Vaccination shield „Sold by all chemists & druggists“. Materialien: Ziegen-Leder, Draht, Baumwolle, Karton und Papier.

Maße: Schild: 75 mm (Länge); 58 mm (Breite), Verpackung: 83 mm (Länge); 57 mm. (Breite); 45 mm (Höhe).
Datierung: 1901-14 (?).

 

Erfinder

1878 erfand der Glasgow'er Fabrikant William COWAN einen Verband in Form eines Schutzschildes: „My shields have been before the Public for over six years, and during that time I have made great improvements on it for fit and appearance, so be sure and ask Cowan’s, for any other will hurt your sale for that article and oblige, truly yours, Wm. Cowan, inventor and patentee of the vaccination shield” (The Chemist and druggist, Vol.
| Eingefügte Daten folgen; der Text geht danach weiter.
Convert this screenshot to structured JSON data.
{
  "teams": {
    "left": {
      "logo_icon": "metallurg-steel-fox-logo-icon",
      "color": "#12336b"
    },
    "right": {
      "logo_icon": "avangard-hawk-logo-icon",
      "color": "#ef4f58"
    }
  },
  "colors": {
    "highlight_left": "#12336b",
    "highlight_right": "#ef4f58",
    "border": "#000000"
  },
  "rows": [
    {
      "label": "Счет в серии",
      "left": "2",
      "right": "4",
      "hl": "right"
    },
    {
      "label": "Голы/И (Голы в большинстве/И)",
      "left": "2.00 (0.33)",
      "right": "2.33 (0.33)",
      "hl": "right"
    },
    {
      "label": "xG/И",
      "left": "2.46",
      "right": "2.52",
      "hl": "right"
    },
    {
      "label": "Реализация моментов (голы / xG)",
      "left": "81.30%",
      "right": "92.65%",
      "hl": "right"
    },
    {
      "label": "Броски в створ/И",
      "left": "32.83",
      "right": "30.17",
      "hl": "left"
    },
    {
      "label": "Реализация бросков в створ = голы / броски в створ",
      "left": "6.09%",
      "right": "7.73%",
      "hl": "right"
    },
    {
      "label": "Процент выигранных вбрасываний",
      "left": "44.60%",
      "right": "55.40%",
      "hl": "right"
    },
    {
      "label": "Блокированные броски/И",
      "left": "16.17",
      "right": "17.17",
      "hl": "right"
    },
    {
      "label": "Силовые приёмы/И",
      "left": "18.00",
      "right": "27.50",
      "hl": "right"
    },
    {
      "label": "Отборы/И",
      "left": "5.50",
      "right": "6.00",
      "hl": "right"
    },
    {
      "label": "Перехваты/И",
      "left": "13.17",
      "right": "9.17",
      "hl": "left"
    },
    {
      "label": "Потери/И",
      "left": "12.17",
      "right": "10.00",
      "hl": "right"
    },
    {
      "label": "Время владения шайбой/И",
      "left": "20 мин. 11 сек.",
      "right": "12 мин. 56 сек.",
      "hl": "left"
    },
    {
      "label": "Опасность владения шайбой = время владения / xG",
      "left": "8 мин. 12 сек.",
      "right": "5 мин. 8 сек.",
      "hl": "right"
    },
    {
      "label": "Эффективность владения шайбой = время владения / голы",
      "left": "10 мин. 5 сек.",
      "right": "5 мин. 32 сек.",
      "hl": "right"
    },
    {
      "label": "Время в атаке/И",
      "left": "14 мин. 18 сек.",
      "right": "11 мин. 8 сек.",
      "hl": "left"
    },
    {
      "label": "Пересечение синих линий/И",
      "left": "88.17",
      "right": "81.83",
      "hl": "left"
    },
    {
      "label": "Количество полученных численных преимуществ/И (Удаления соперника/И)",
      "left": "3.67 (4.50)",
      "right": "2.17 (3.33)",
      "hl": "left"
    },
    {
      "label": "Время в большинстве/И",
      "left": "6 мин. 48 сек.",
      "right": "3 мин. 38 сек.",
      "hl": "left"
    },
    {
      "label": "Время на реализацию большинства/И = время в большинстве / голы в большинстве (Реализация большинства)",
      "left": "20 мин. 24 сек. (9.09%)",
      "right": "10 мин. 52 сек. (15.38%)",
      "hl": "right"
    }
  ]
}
XXVI N°1, 16 january 1884).

 

1886 verkaufte er “trusses, crutches, arm slings, belts and bandages, elastic stockings, knee caps, anklets” – vor allem aber warb er für sein „vaccination shield“.  Trusses sind Bruchbänder bzw. Leibbinden.

 

Mit dem einer Anaesthesie-Maske nachempfundenen Gestell konnte die Impfwunde so abgeschirmt werden, daß das Kind die Lymphe nicht durch Kratzen und Reiben der Pustel verbreiten konnte.

 

Hätte jedes Kind ein solches Schild tragen sollen? Vermutlich nicht! Denn besonders schützen wollte man nur Impfpusteln, die in der Arm-zu-Arm-Methode zum Weiterimpfen gedacht waren: „To protect the pustules that develop after smallpox vaccination, which should serve as a source of new vaccine lymph“ (Medical collection Uni Zurich) - Schutzschilde waren also eher etwas für "Impfkönige".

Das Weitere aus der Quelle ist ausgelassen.